According to Bangladesh’s Demographic and Health Survey, from 2017 to 2018, 31 percent of children under the age of five are stunted, while 22 percent underweight, and eight percent wasted—have low weight for their height.
Besides, the average daily milk consumption is 158 ml per day per person compared to the WHO’s recommended requirement of 250 ml per day per person.
To supplement limited livestock services, the activity also created a resource pool with livestock service providers to ensure livestock services to the farmers.
A total of 863 livestock service providers, including 142 women, are currently delivering livestock services in the Activity’s working areas to improve the adoption of new technologies and best management practices by smallholder farmers.
As a result, between 2015 and 2019, the average milk production per cattle has tripled—from 1.54 liters per day to 4.57 liters per day.
The participating farmers experienced a 40-percent increase in the contribution of livestock income to total household income.
The Activity’s work in social behaviour change has improved the consumption of target animal source foods and other nutrient-rich food in households.
A recent Activity assessment revealed that the minimum dietary diversity for women has increased by 42 percent from the baseline in 2015 in terms of consuming at least five food groups.
The weekly consumption of meat and milk has increased by 40 percent and 38 percent, respectively.
In addition, a gender-integrated programme approach has boosted women’s decision making over livestock rearing and related purchases by approximately 70 percent.
The COVID-19 pandemic that unfolded in Bangladesh in March 2020 has significantly affected the livestock sector.
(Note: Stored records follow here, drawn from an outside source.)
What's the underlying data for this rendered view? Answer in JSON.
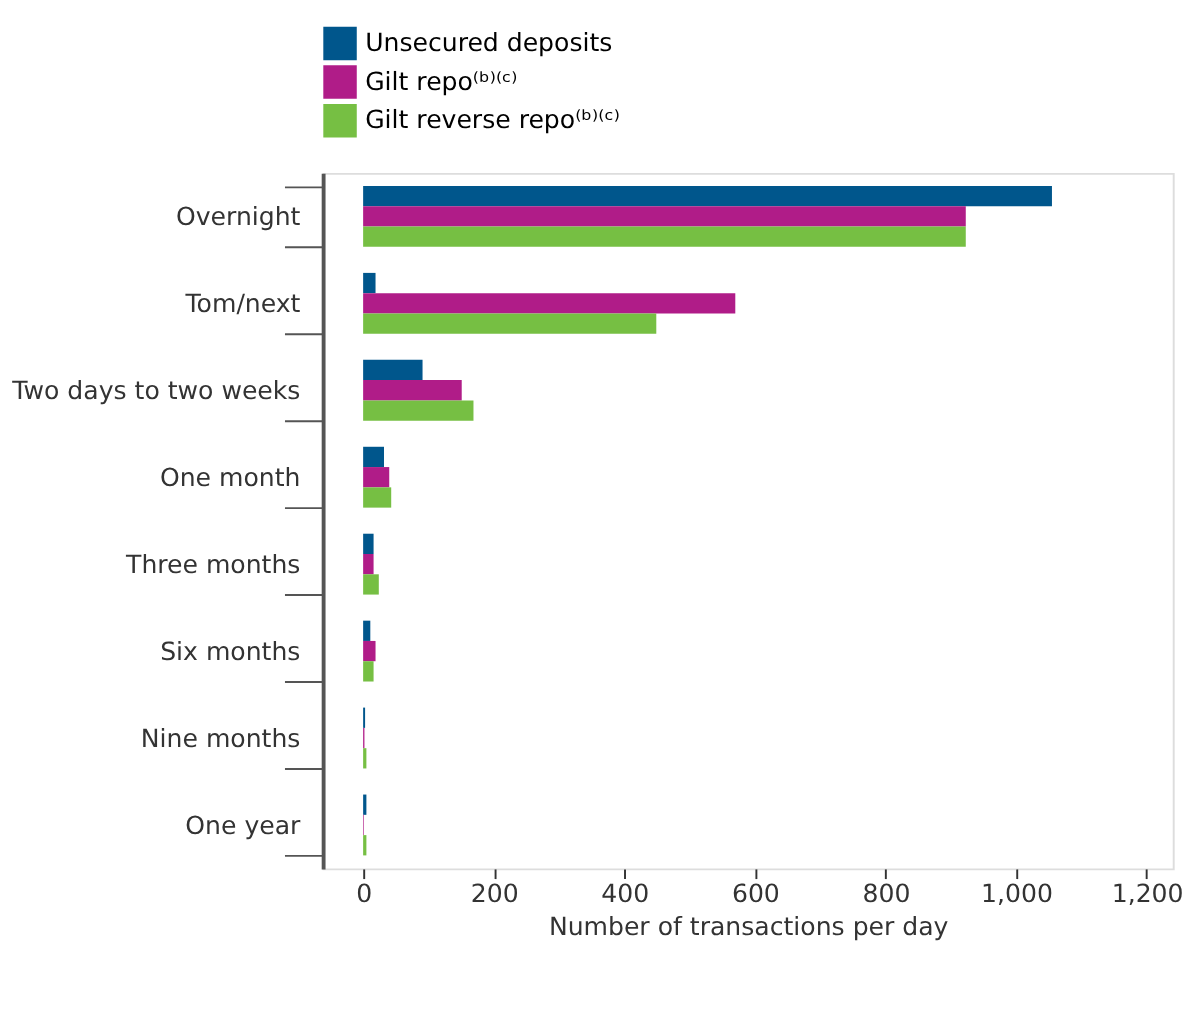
{
  "chart_data": {
    "type": "bar",
    "orientation": "horizontal",
    "xlabel": "Number of transactions per day",
    "categories": [
      "Overnight",
      "Tom/next",
      "Two days to two weeks",
      "One month",
      "Three months",
      "Six months",
      "Nine months",
      "One year"
    ],
    "series": [
      {
        "name": "Unsecured deposits",
        "color": "#00568c",
        "values": [
          1055,
          19,
          91,
          32,
          16,
          11,
          3,
          5
        ]
      },
      {
        "name": "Gilt repo⁽ᵇ⁾⁽ᶜ⁾",
        "color": "#b01c88",
        "values": [
          923,
          570,
          151,
          40,
          16,
          19,
          2,
          1
        ]
      },
      {
        "name": "Gilt reverse repo⁽ᵇ⁾⁽ᶜ⁾",
        "color": "#76bf43",
        "values": [
          923,
          449,
          169,
          43,
          24,
          16,
          5,
          5
        ]
      }
    ],
    "xlim": [
      -62,
      1240
    ],
    "xticks": [
      0,
      200,
      400,
      600,
      800,
      {
        "value": 1000,
        "label": "1,000"
      },
      {
        "value": 1200,
        "label": "1,200"
      }
    ],
    "grid": false,
    "legend": "top left"
  }
}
To reduce the impact of this pandemic, the Activity has promoted alternative marketing strategies by linking online food delivery platforms with local dairy processors that will reach more customers and minimize the negative economic impacts on their businesses, as is the case for Md Kamrul Islam, owner of local Jayhoun Dairy Shop.
“After being closed for almost a month, with the support from USAID funded Livestock and Nutrition Activity and District Livestock Office, we reopened our shop in April,” he said.
"We now sell around 700 liters of processed milk products at our shop and the online food delivery platform, Foodpanda.”
The US government, through USAID, has provided more than $7 billion in development assistance to Bangladesh since 1971.